While Morgan is really the heart of the story for me, Sidonie is also fantastic. She knows almost nothing about the Light Court or the Elder Races, so when she’s captured she’s in way over her head. She’s a quick learner, though, and with Morgan’s help she survives. In part because she has no prior knowledge, she’s the only one who isn’t afraid of Morgan and really listens to him, and it allows her to figure out what is happening and communicate with him in a way no one else has. I love it when both characters do everything in their power to protect the other one, and this book had that in spades. While Sidonie can’t do much for most of the book, she makes the tough call for Morgan in the end. I just ate it up.

Another thing I loved about the book was that Morgan isn’t the only complex character. A lovable character from the first book in the series is back, though he doesn’t always make such lovable choices here.

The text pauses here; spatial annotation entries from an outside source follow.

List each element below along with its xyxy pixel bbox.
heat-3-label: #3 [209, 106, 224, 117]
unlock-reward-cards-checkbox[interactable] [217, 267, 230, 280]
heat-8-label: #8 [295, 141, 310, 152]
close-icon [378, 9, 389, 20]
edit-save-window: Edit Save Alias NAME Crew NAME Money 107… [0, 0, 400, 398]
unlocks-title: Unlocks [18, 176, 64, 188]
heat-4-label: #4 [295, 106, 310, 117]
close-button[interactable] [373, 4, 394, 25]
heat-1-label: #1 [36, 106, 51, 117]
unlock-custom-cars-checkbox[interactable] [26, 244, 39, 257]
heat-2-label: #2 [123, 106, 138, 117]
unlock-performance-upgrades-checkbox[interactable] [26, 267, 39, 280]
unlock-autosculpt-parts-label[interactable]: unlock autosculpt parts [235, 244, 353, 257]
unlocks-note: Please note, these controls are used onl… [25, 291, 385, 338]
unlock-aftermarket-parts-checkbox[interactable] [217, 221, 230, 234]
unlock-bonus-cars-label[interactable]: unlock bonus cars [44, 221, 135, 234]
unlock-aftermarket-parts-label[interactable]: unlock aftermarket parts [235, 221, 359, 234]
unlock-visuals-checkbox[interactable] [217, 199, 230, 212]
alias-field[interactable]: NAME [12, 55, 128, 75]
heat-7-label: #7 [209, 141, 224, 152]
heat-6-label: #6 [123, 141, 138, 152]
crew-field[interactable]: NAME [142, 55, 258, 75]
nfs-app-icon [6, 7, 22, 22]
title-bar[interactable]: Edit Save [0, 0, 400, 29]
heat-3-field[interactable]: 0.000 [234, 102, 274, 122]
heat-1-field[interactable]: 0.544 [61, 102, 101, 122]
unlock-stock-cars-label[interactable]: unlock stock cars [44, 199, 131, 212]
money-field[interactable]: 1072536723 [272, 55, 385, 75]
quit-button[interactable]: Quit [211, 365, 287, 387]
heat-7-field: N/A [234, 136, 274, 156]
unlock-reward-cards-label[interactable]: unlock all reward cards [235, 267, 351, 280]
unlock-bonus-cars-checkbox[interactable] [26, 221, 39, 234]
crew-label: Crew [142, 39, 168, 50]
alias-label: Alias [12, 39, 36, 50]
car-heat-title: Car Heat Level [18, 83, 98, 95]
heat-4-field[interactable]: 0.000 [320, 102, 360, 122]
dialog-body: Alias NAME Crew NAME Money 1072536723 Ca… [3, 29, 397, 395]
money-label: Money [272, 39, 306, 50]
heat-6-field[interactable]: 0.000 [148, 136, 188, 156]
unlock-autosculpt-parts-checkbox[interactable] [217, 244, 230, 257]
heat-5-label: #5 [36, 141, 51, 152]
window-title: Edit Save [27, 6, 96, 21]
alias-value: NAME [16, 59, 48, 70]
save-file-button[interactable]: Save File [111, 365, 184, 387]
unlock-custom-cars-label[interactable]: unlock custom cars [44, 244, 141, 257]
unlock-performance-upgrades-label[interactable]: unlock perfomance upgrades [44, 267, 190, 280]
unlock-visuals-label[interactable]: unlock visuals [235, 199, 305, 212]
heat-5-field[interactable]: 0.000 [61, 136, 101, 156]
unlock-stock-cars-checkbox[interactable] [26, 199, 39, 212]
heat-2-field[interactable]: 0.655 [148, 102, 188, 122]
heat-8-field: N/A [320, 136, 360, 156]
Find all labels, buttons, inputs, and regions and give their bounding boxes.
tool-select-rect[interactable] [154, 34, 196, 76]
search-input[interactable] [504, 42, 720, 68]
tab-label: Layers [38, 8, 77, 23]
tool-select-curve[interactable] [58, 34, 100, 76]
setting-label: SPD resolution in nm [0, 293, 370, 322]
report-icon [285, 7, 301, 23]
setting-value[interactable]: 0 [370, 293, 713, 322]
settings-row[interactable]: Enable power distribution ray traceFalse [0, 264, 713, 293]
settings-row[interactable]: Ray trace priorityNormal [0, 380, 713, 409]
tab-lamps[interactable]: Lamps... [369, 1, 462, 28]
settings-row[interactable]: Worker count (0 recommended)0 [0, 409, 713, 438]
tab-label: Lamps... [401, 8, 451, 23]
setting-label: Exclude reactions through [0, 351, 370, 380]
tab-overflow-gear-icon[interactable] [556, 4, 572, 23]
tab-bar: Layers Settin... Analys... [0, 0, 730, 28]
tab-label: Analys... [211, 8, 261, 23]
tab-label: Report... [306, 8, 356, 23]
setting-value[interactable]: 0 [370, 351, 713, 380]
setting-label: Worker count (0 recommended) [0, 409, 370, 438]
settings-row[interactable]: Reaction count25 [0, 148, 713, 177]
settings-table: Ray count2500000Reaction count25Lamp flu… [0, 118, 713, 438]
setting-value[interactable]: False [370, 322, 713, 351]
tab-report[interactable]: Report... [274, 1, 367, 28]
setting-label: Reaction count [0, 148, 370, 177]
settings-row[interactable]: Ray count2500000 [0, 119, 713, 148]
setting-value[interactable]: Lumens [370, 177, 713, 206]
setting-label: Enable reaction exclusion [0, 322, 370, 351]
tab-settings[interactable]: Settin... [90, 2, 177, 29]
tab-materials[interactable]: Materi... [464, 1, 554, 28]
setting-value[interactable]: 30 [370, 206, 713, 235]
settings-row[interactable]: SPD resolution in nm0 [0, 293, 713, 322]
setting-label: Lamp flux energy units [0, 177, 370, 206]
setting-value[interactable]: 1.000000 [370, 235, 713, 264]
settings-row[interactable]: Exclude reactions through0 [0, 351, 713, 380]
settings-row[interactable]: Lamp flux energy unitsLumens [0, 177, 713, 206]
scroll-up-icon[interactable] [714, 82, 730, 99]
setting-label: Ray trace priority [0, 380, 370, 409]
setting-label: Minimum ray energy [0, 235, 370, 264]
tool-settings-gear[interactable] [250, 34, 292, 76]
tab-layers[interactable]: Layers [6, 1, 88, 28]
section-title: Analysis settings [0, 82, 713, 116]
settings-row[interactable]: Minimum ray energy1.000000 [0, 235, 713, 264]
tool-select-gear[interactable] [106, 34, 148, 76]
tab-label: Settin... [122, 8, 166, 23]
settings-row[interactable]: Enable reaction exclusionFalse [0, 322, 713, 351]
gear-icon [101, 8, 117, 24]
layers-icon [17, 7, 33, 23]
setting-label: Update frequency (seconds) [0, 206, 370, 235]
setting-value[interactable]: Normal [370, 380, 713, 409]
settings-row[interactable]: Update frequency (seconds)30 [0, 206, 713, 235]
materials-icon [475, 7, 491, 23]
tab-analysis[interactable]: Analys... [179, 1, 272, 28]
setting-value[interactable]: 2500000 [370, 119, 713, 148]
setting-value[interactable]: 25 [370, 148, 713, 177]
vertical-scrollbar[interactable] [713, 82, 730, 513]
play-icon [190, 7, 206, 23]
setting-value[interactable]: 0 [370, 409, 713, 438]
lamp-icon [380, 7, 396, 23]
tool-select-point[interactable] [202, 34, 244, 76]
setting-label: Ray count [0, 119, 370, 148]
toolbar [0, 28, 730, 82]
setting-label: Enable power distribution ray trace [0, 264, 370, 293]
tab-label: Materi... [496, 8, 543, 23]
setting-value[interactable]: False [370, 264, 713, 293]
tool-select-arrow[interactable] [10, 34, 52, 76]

Isabeau is a bit more complicated than just “cartoon evil queen” as well. I’m not saying I liked her, but it was interesting to understand how she too was kind of trapped by her enslavement of Morgan. Even the war between the Light and Dark Courts that makes up the central conflict of the series was cast in a new light. Innocent people like Morgan have gotten caught up in the war, and this book showed that most of the Light Fae are just regular citizens trying to live life as best they can. It makes for a rich and interesting world to read about. 

This book is pretty dark and angsty, which makes sense given the horror of Morgan’s situation and the cruelty of Isabeau. However, it did make it kind of heavy reading sometimes. I longed for some more lightness to counteract all the pain. Frankly, I was also pretty frustrated that the lovable character I mentioned earlier didn’t do more to help Morgan once he understood what was happening. Couldn’t he get some reinforcements or do more to help plan? I guess if this book has one lesson, it’s that trauma is messy, complicated, and long lasting, and people don’t always make the best choices in those circumstances.

I am totally torn about future books. On the one hand, I would love to see Morgan again, but on the other hand, I hope both the Dark and Light Fae just leave him the hell alone because he’s suffered enough for their war! I really, really loved reading this book. It was smart and moving and made me look at book 1 in the series in a whole new light.